Já lá vamos. Qual o seu nome, ou número de cartão de cidadão?
É mais fácil o nome, Timothy…
T-I-M…
-Othy Brescht Rothchild.
O seu nome é interessante, é português?
O meu pai é judeu e a minha mãe é alemã.
Que engraçado. Como se conheceram?
São ambos americanos.
Ahh, certo. O senhor tem cartão do cidadão?
Tenho cartão de residência.
Pode-me dar o número?
Também tenho passaporte.
Vou precisar dos dois. O que o senhor procura?
Passo a explicar. Eu tenho nacionalidade americana e alemã, mas vim morar para Portugal muito jovem. Não tenho habilitação superior, mas tenho curso e certificação profissional em joalharia. Em Portugal esse círculo é pequeno, e por motivos pelos quais não vou explicar aqui, nele não sou bem vindo.
No entanto se houver uma listagem de trabalho na minha área e eu for referido pelo Centro de Emprego não me poderão recusar, não pelo menos sem um período à experiência. E aí posso provar que sou bom no meu trabalho, e acredite, sou muito bom no meu trabalho.
Certo… Porque o senhor não volta à América?
Por vários motivos, porque ainda não tenho uma almofada financeira, nem tenho como continuar os meus cuidados de saúde lá. Ainda por mais, sou responsável por duas crianças que não falam inglês. Tenho que ficar em Portugal, em Lisboa mais particularmente, até serem maiores de idade.
Tenho aqui uma listagem de joalharia, para o GSM.
Ah, a Claudette, essa cujo adjectivo nem irei pronunciar. Tem mais vagas?
Não, por enquanto não.
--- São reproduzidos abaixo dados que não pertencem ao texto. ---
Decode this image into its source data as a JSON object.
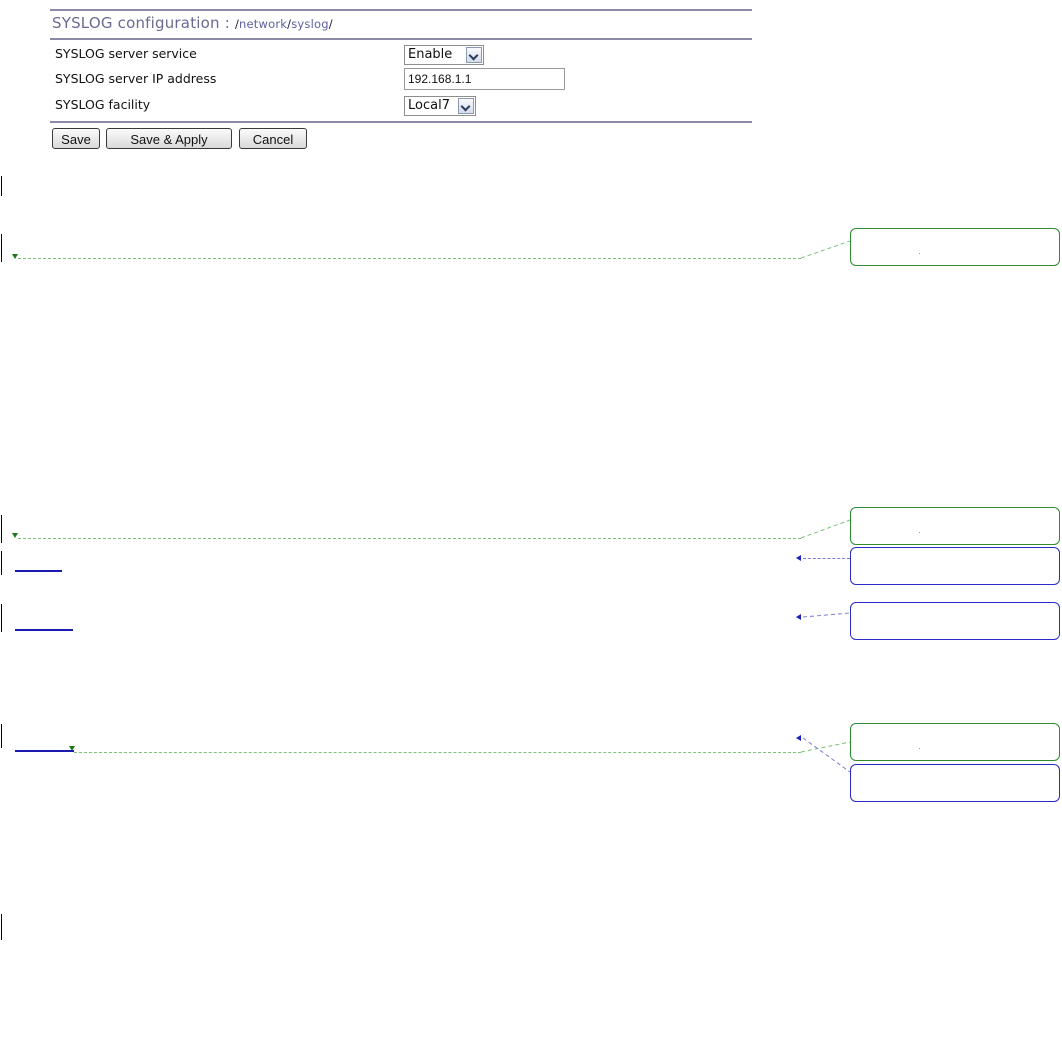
{
  "panel": {
    "title": "SYSLOG configuration",
    "title_separator": " : ",
    "path": [
      "/",
      "network",
      "/",
      "syslog",
      "/"
    ],
    "rows": [
      {
        "label": "SYSLOG server service",
        "control": "select",
        "value": "Enable"
      },
      {
        "label": "SYSLOG server IP address",
        "control": "text",
        "value": "192.168.1.1"
      },
      {
        "label": "SYSLOG facility",
        "control": "select",
        "value": "Local7"
      }
    ],
    "buttons": {
      "save": "Save",
      "save_apply": "Save & Apply",
      "cancel": "Cancel"
    }
  },
  "colors": {
    "rule": "#8a8aa8",
    "title": "#6a6a90",
    "insertion_marker": "#2e8b2e",
    "link_marker": "#2a2ac8"
  },
  "overlay": {
    "insertion_balloons": 3,
    "link_balloons": 3
  }
}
O senhor tem subsídio?
Acaba para o mês.
Então sugiro que procure em sites de emprego o mais que possa, talvez apareça uma oportunidade, ou junte-se a um centro de formação profissional, onde poderá dar aulas.
Ah, certo. Entretanto ponha-me como disponível para anúncios na minha área. Tome, este é o meu número de residente.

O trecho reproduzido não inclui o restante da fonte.